This is the third blog in a series about Mother Teresa. I continue to be impressed by her love, courage, compassion, and Christian dedication to the poor of India. In studying her theology, I have been able to identify prayer beliefs and their impact on our relationship with God, the connections between love and our quest for peace in a darkened world, and how our futures should be based on forgiveness. It is my sincere desire to try to be ever faithful in my own religious journey of prayer, love, and forgiveness.
Through our prayers, we seek a oneness with God. If we do not pray, our bodies, homes, and countries are without foundations. As we listen with our hearts and hear to understand everything about our lives, we learn that Christ thirsts for us to be one with Him. We cannot know what He wants to be for us, nor what He wants us to be for Him. However, when we withdraw to that place where we can sit in silence and aloneness with God, we can find connection to Him away from the noise and agitation of the world. In order for God to enter our hearts, we need to be silent, empty, expectant, and motionless. Only in these concepts can we feel His total love.
No matter how small our acts of love, every act is a work for peace. If our elected officials aren’t compassionate enough to do the right things, then we need to do works of love ourselves, one person at a time. Kindness and mercy, working together, are the beginning of peace. Anyone coming to us on a daily basis should leave us feeling better and happier. We become a living expression of God’s love as we seek peace in the darkened world. We are all called to work for peace by being meek and humble like Christ. Humility leads to unity, and unity leads to peace.
Many people waste their lives worrying about the present and fearing the future. Taking the time to contemplate our present circumstances and preparing for a positive future life allows Christ to live in us with His passion, love, and humility. He can pray with us, be with us, and sanctify us and others through us. Forgiveness should be at the heart of our relationships. We need to excuse rather than accuse, forgive and ask to be forgiven. Those who have hurt us may never ask for forgiveness, but we must offer it to them as a gift.
Probably the largest form of Western poverty is spiritual poverty. Many people do not believe in God, nor pray to Him. There is an extreme lack of caring in many today, and most troubling, many people of the Western culture selfishly think the more wealth they can accumulate, the happier they will be. One of the reasons many people cannot understand why people are poor is because they’ve never had to suffer beyond all human needs. As these people realize their lives have no substance, mental issues and economic problems combine to form troubling issues for the country. Depression and acts of violence have become prevalent in our country in particular. Poverty of the heart is perhaps one of the most difficult human problems to relieve and to defeat in the world’s population as a whole.

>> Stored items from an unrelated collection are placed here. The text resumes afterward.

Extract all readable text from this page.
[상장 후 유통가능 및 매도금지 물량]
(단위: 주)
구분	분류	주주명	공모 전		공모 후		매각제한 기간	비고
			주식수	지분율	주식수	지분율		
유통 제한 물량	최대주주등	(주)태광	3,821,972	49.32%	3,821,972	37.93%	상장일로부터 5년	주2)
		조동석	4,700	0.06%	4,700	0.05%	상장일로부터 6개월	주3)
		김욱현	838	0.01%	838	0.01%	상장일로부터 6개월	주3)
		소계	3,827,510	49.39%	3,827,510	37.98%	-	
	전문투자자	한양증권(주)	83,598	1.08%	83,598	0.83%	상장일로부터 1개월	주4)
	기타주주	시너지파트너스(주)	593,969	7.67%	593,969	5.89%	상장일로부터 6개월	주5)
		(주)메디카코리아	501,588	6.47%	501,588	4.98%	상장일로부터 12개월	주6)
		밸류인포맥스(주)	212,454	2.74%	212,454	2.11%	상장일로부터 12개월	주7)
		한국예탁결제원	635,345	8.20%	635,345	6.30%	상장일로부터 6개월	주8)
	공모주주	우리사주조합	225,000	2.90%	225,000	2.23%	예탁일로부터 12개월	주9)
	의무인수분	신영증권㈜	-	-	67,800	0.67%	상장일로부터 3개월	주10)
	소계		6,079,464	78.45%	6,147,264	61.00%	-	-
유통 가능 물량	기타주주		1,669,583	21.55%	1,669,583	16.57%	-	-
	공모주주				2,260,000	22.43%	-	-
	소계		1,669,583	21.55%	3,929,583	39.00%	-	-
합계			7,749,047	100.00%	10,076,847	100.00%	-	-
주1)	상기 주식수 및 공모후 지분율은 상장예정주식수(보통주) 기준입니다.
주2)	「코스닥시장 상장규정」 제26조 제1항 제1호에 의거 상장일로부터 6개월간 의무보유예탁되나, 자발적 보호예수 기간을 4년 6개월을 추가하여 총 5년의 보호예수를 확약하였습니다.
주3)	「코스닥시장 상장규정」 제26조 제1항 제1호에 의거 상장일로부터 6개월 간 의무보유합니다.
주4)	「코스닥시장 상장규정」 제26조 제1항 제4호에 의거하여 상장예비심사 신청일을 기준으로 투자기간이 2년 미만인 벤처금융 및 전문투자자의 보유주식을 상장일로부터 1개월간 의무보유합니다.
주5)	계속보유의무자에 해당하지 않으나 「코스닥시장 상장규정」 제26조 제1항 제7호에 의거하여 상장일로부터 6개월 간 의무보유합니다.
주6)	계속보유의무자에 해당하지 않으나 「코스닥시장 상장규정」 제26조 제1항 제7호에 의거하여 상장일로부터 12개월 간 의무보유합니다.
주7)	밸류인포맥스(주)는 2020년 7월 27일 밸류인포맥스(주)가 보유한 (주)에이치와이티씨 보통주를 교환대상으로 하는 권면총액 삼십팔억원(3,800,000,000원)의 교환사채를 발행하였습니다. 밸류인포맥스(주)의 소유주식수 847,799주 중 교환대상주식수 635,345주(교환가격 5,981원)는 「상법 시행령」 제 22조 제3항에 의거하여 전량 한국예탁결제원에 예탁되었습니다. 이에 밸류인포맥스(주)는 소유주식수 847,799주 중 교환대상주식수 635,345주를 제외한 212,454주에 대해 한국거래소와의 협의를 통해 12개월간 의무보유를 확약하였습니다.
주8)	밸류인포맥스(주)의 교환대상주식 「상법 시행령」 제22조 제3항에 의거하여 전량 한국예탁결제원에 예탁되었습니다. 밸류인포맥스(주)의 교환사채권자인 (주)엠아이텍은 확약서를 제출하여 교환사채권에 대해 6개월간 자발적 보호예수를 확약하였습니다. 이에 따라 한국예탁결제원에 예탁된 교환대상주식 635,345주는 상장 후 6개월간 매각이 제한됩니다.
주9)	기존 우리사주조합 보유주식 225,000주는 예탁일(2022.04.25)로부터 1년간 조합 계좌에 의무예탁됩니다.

In studying Mother Teresa’s beliefs and deeds of love, I have realized that I need to do more to help others, to be firm in the promises of my baptism and confirmation, and to be more committed to my love of Jesus Christ. In my daily prayers, I ask God for help to be a better Christian, and I ask Him to use me as an agent of peace in this troubled world. Peace is only possible when we all work together with Christ by our side and God’s love blessing our hearts. I pray we all see that the light will overcome the darkness with God’s love and our own humble deeds. We save ourselves by saving the world.